As Pangloss, Candide’s optimistic teacher in Voltaire’s masterpiece, said: “Everything happens for a reason”. Pangloss chants over and over: “… all is for the best in the best of all possible worlds” while Candide leads an outrageous life illustrating that it is patently false. But we have no room for pessimism. I remember reading Essay on Blindness by the Portuguese author José Saramago; happily, the panic and selfishness in his outbreak of sudden blindness only occurred in his literature. Let’s only imagine if Gabo’s inspiration were by nowadays COVID-19 pandemic, and his Love in the Time of Cholera, were rewritten. Or La Peste by French novelist Albert Camus who, at the premature age of 46 died in a car accident near Sens. Camus, not wearing a safety belt in the passenger seat, died instantly. But, what a life! La Peste tells the story of a plague sweeping the French Algerian city of Oran. Nevertheless. it is not a medical book, but about human passions during and after an outbreak. Can’t wait to re-read it.

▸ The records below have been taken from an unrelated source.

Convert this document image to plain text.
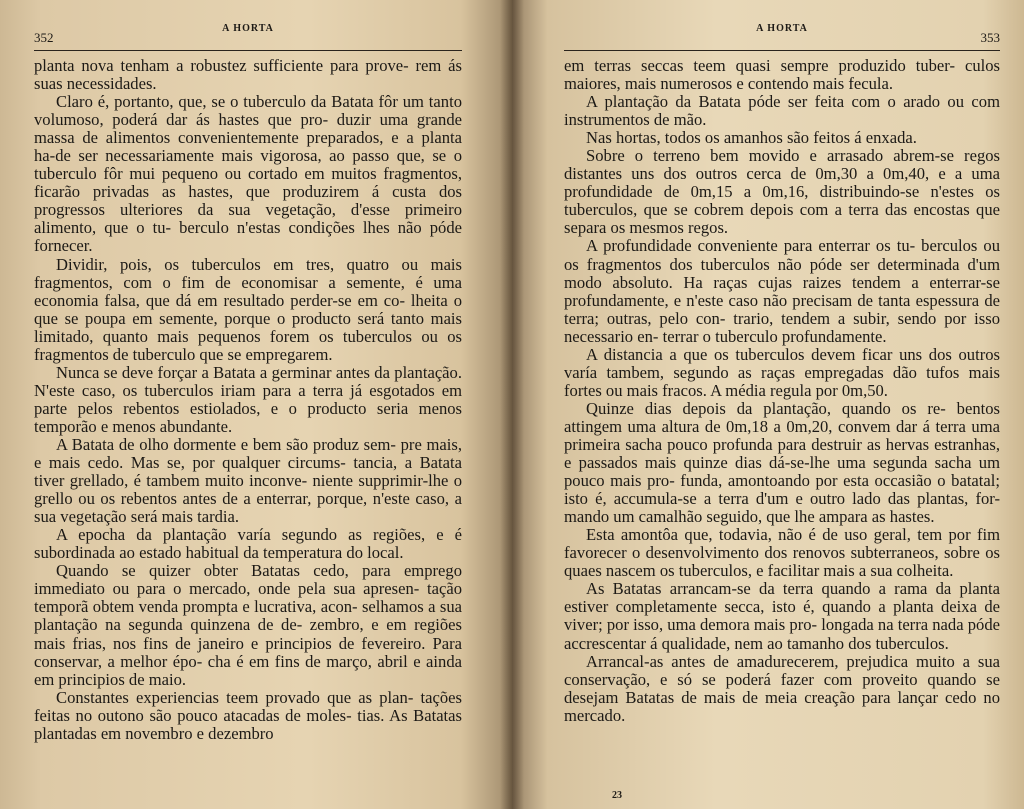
352
A HORTA

planta nova tenham a robustez sufficiente para prove- rem ás suas necessidades.

Claro é, portanto, que, se o tuberculo da Batata fôr um tanto volumoso, poderá dar ás hastes que pro- duzir uma grande massa de alimentos convenientemente preparados, e a planta ha-de ser necessariamente mais vigorosa, ao passo que, se o tuberculo fôr mui pequeno ou cortado em muitos fragmentos, ficarão privadas as hastes, que produzirem á custa dos progressos ulteriores da sua vegetação, d'esse primeiro alimento, que o tu- berculo n'estas condições lhes não póde fornecer.

Dividir, pois, os tuberculos em tres, quatro ou mais fragmentos, com o fim de economisar a semente, é uma economia falsa, que dá em resultado perder-se em co- lheita o que se poupa em semente, porque o producto será tanto mais limitado, quanto mais pequenos forem os tuberculos ou os fragmentos de tuberculo que se empregarem.

Nunca se deve forçar a Batata a germinar antes da plantação. N'este caso, os tuberculos iriam para a terra já esgotados em parte pelos rebentos estiolados, e o producto seria menos temporão e menos abundante.

A Batata de olho dormente e bem são produz sem- pre mais, e mais cedo. Mas se, por qualquer circums- tancia, a Batata tiver grellado, é tambem muito inconve- niente supprimir-lhe o grello ou os rebentos antes de a enterrar, porque, n'este caso, a sua vegetação será mais tardia.

A epocha da plantação varía segundo as regiões, e é subordinada ao estado habitual da temperatura do local.

Quando se quizer obter Batatas cedo, para emprego immediato ou para o mercado, onde pela sua apresen- tação temporã obtem venda prompta e lucrativa, acon- selhamos a sua plantação na segunda quinzena de de- zembro, e em regiões mais frias, nos fins de janeiro e principios de fevereiro. Para conservar, a melhor épo- cha é em fins de março, abril e ainda em principios de maio.

Constantes experiencias teem provado que as plan- tações feitas no outono são pouco atacadas de moles- tias. As Batatas plantadas em novembro e dezembro

A HORTA
353

em terras seccas teem quasi sempre produzido tuber- culos maiores, mais numerosos e contendo mais fecula.

A plantação da Batata póde ser feita com o arado ou com instrumentos de mão.

Nas hortas, todos os amanhos são feitos á enxada.

Sobre o terreno bem movido e arrasado abrem-se regos distantes uns dos outros cerca de 0m,30 a 0m,40, e a uma profundidade de 0m,15 a 0m,16, distribuindo-se n'estes os tuberculos, que se cobrem depois com a terra das encostas que separa os mesmos regos.

A profundidade conveniente para enterrar os tu- berculos ou os fragmentos dos tuberculos não póde ser determinada d'um modo absoluto. Ha raças cujas raizes tendem a enterrar-se profundamente, e n'este caso não precisam de tanta espessura de terra; outras, pelo con- trario, tendem a subir, sendo por isso necessario en- terrar o tuberculo profundamente.

A distancia a que os tuberculos devem ficar uns dos outros varía tambem, segundo as raças empregadas dão tufos mais fortes ou mais fracos. A média regula por 0m,50.

Quinze dias depois da plantação, quando os re- bentos attingem uma altura de 0m,18 a 0m,20, convem dar á terra uma primeira sacha pouco profunda para destruir as hervas estranhas, e passados mais quinze dias dá-se-lhe uma segunda sacha um pouco mais pro- funda, amontoando por esta occasião o batatal; isto é, accumula-se a terra d'um e outro lado das plantas, for- mando um camalhão seguido, que lhe ampara as hastes.

Esta amontôa que, todavia, não é de uso geral, tem por fim favorecer o desenvolvimento dos renovos subterraneos, sobre os quaes nascem os tuberculos, e facilitar mais a sua colheita.

As Batatas arrancam-se da terra quando a rama da planta estiver completamente secca, isto é, quando a planta deixa de viver; por isso, uma demora mais pro- longada na terra nada póde accrescentar á qualidade, nem ao tamanho dos tuberculos.

Arrancal-as antes de amadurecerem, prejudica muito a sua conservação, e só se poderá fazer com proveito quando se desejam Batatas de mais de meia creação para lançar cedo no mercado.

23
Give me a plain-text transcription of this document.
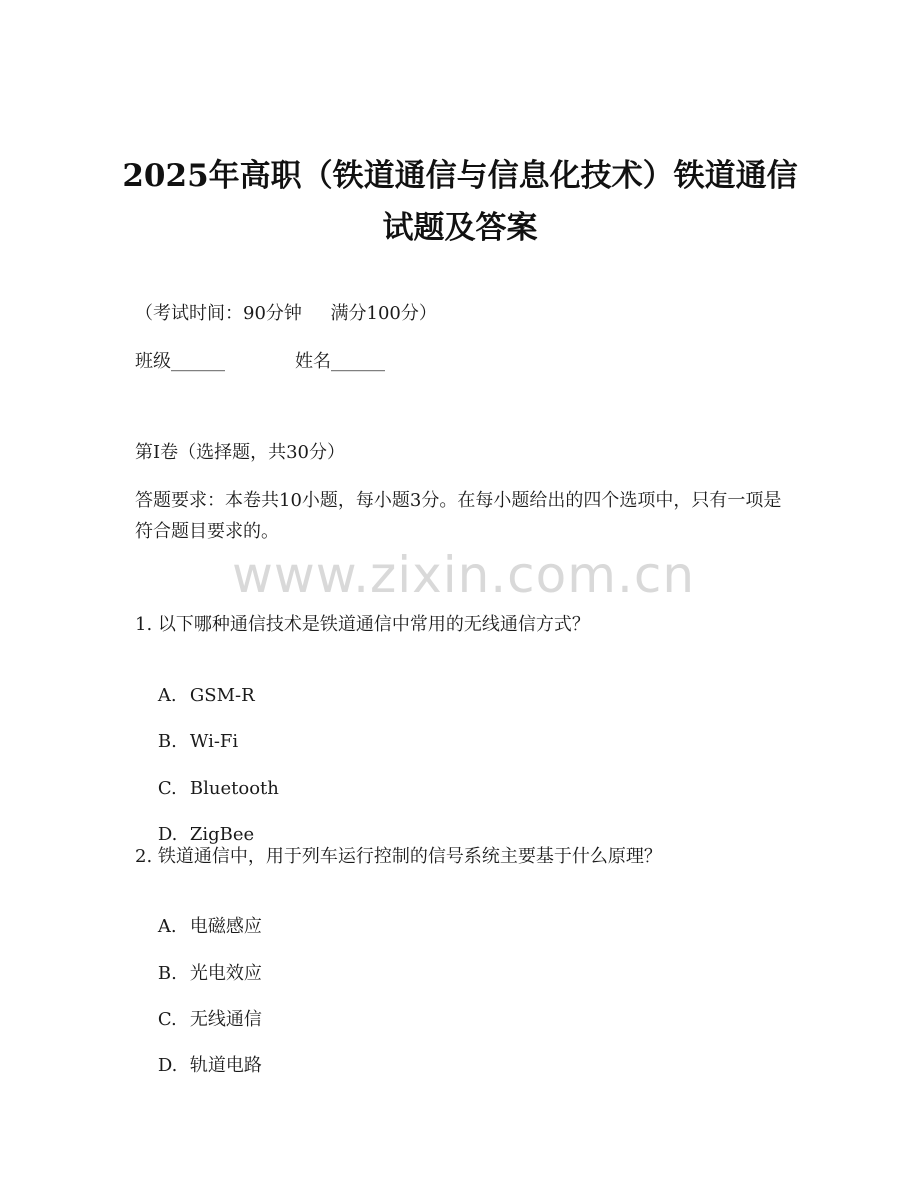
2025年高职（铁道通信与信息化技术）铁道通信试题及答案
（考试时间：90分钟     满分100分）
班级______	姓名______
第I卷（选择题，共30分）
答题要求：本卷共10小题，每小题3分。在每小题给出的四个选项中，只有一项是符合题目要求的。
www.zixin.com.cn
1. 以下哪种通信技术是铁道通信中常用的无线通信方式？

A. GSM-R

B. Wi-Fi

C. Bluetooth

D. ZigBee

2. 铁道通信中，用于列车运行控制的信号系统主要基于什么原理？

A. 电磁感应

B. 光电效应

C. 无线通信

D. 轨道电路
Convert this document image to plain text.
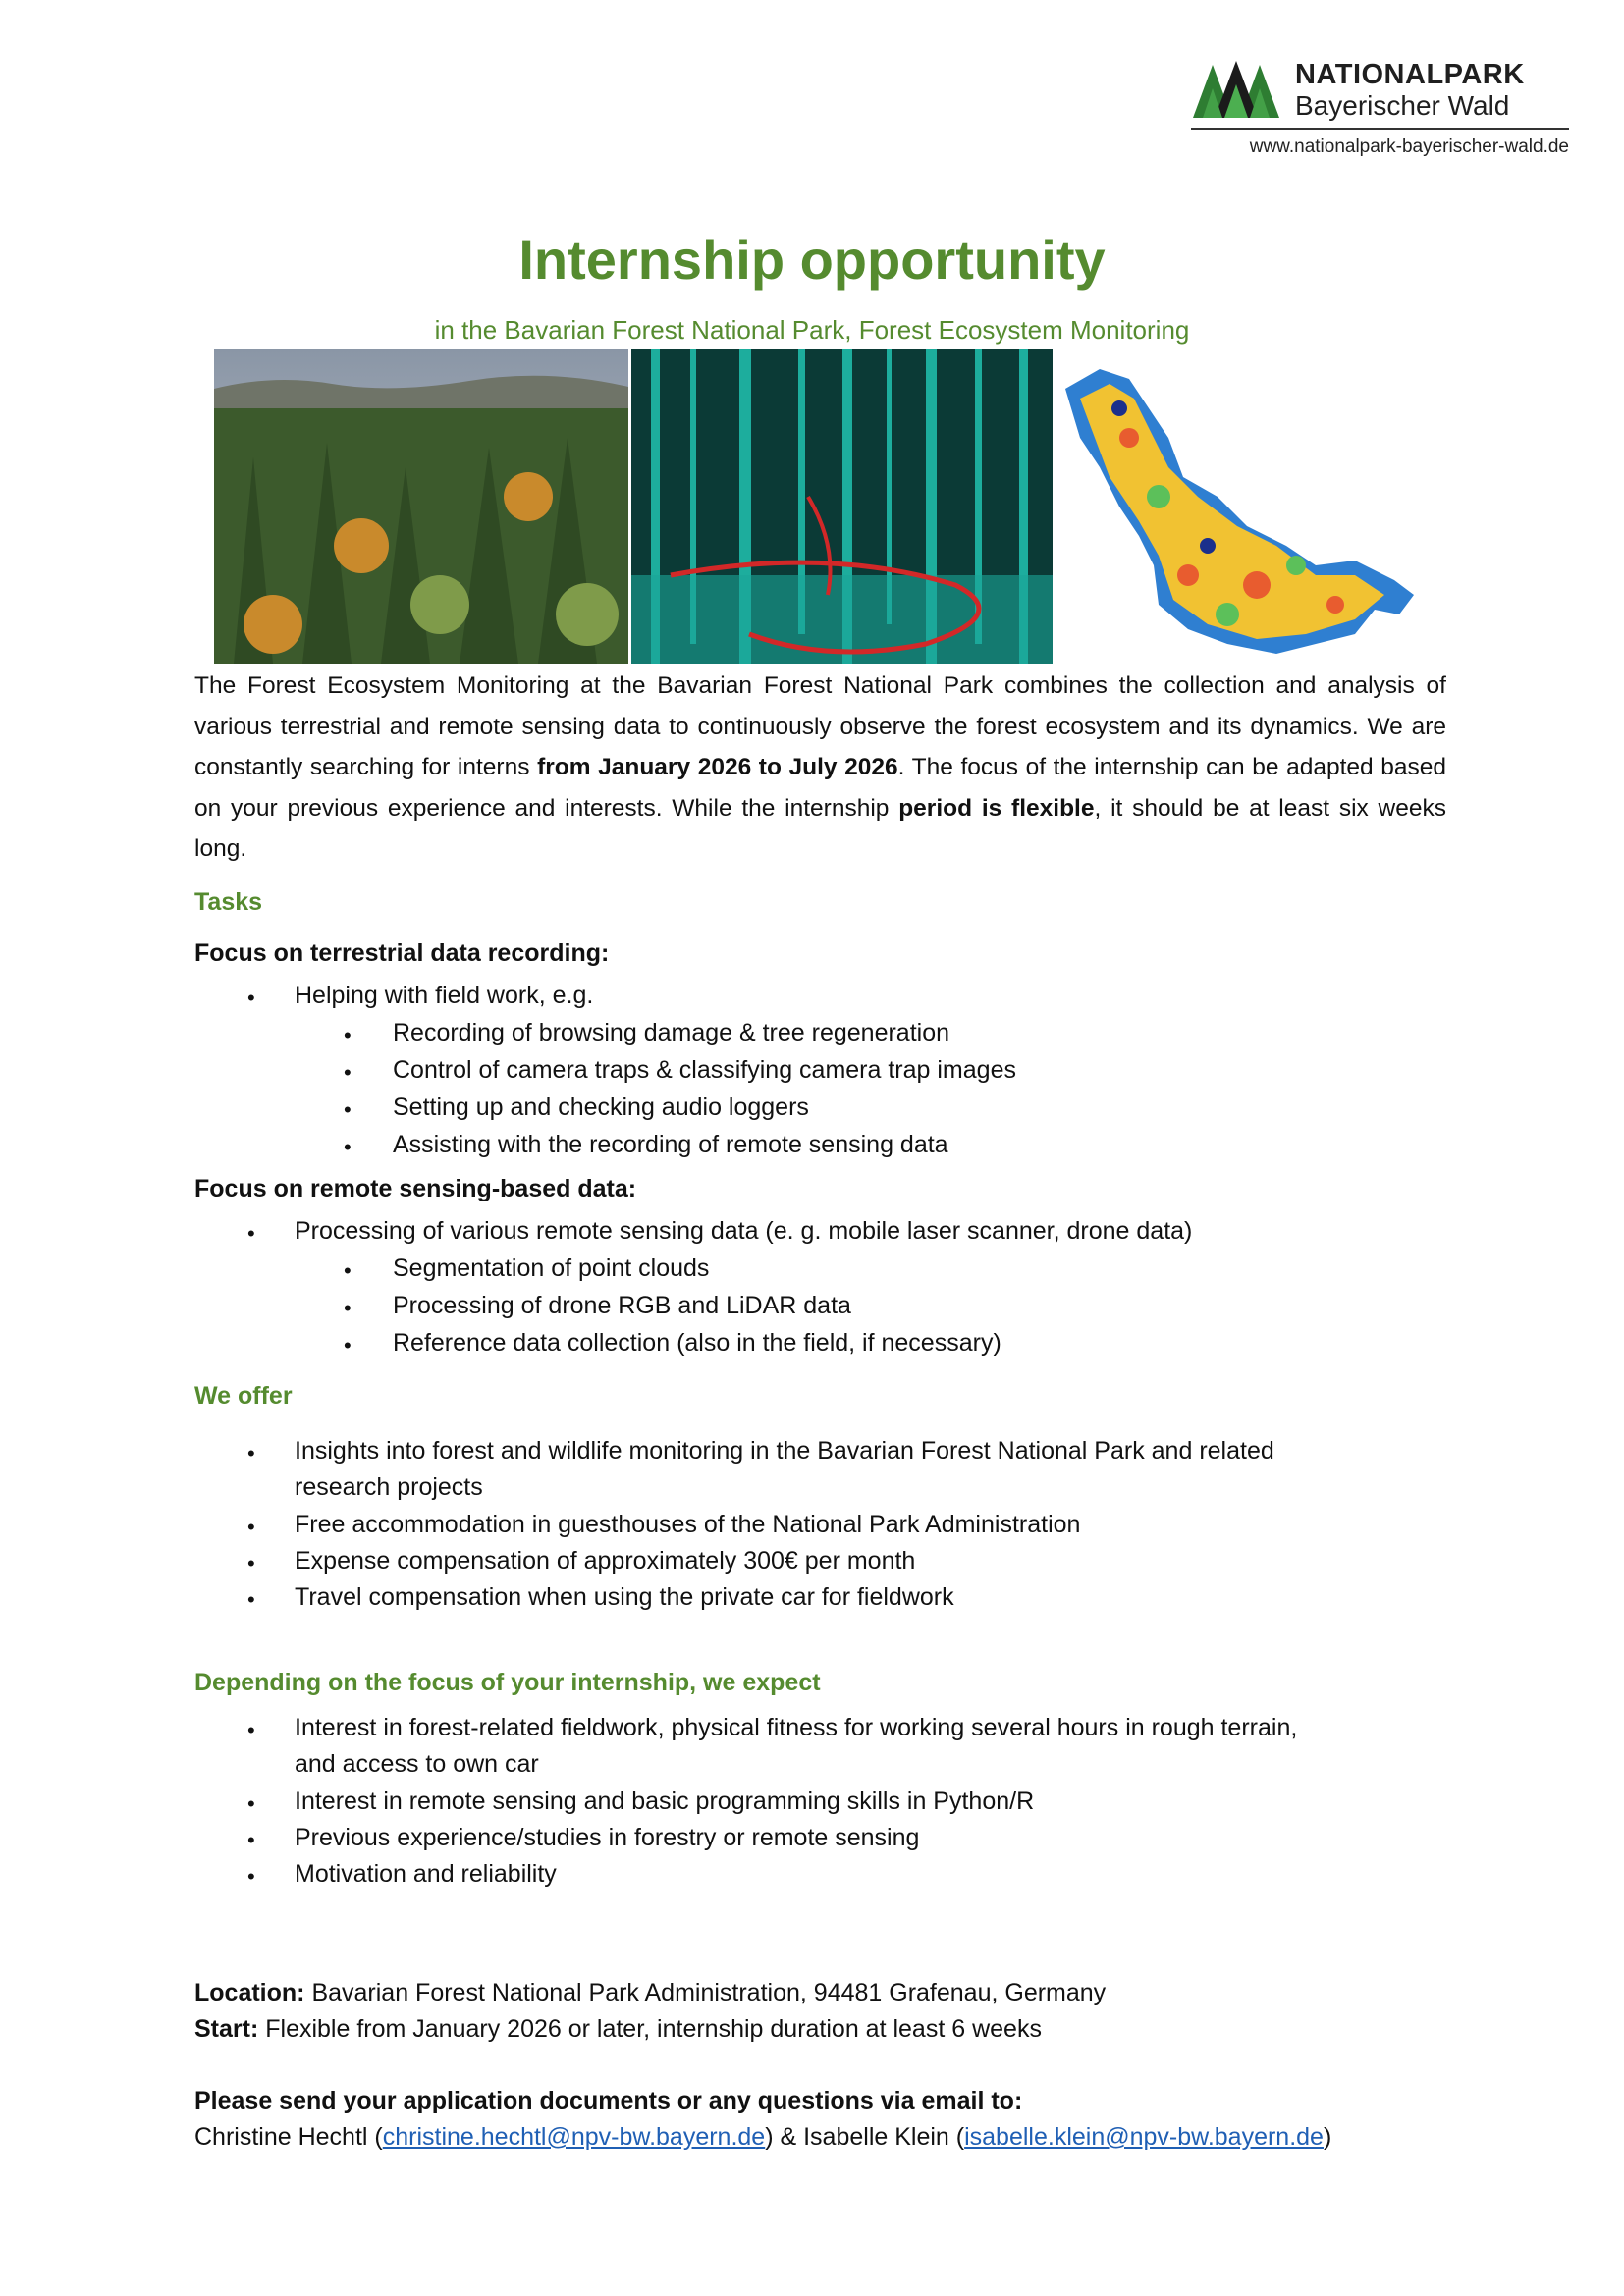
NATIONALPARK
Bayerischer Wald
www.nationalpark-bayerischer-wald.de
Internship opportunity
in the Bavarian Forest National Park, Forest Ecosystem Monitoring
The Forest Ecosystem Monitoring at the Bavarian Forest National Park combines the collection and analysis of various terrestrial and remote sensing data to continuously observe the forest ecosystem and its dynamics. We are constantly searching for interns from January 2026 to July 2026. The focus of the internship can be adapted based on your previous experience and interests. While the internship period is flexible, it should be at least six weeks long.
Tasks
Focus on terrestrial data recording:
• Helping with field work, e.g.
• Recording of browsing damage & tree regeneration
• Control of camera traps & classifying camera trap images
• Setting up and checking audio loggers
• Assisting with the recording of remote sensing data
Focus on remote sensing-based data:
• Processing of various remote sensing data (e. g. mobile laser scanner, drone data)
• Segmentation of point clouds
• Processing of drone RGB and LiDAR data
• Reference data collection (also in the field, if necessary)
We offer
• Insights into forest and wildlife monitoring in the Bavarian Forest National Park and related
research projects
• Free accommodation in guesthouses of the National Park Administration
• Expense compensation of approximately 300€ per month
• Travel compensation when using the private car for fieldwork
Depending on the focus of your internship, we expect
• Interest in forest-related fieldwork, physical fitness for working several hours in rough terrain,
and access to own car
• Interest in remote sensing and basic programming skills in Python/R
• Previous experience/studies in forestry or remote sensing
• Motivation and reliability
Location: Bavarian Forest National Park Administration, 94481 Grafenau, Germany
Start: Flexible from January 2026 or later, internship duration at least 6 weeks
Please send your application documents or any questions via email to:
Christine Hechtl (christine.hechtl@npv-bw.bayern.de) & Isabelle Klein (isabelle.klein@npv-bw.bayern.de)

In all of these books, and other, health personnel have been rightfully characterized and praised as heroes and martyrs. Yet, last but certainly not least, I wish to make a call to remember the crucial role played by our non-health related hospital staff. Thoroughly well-deservedly nurses and doctors are credited since they must frequently and harshly endure the pains of COVID-19. However, their work would all be a lost effort without the cleaning personnel, wardens, cooks and cafeteria caterers, administrative workers, security forces, lab technicians, and other hospital-based job groups. They suffer this modern plague equally, often without protection, mostly without recognition, but always proudly; working 24/7, weekends included, and again always with a ready smile. These critical workers should be praised and acknowledged equally since, with no cleaners and cooks, our hospitals would instantly collapse.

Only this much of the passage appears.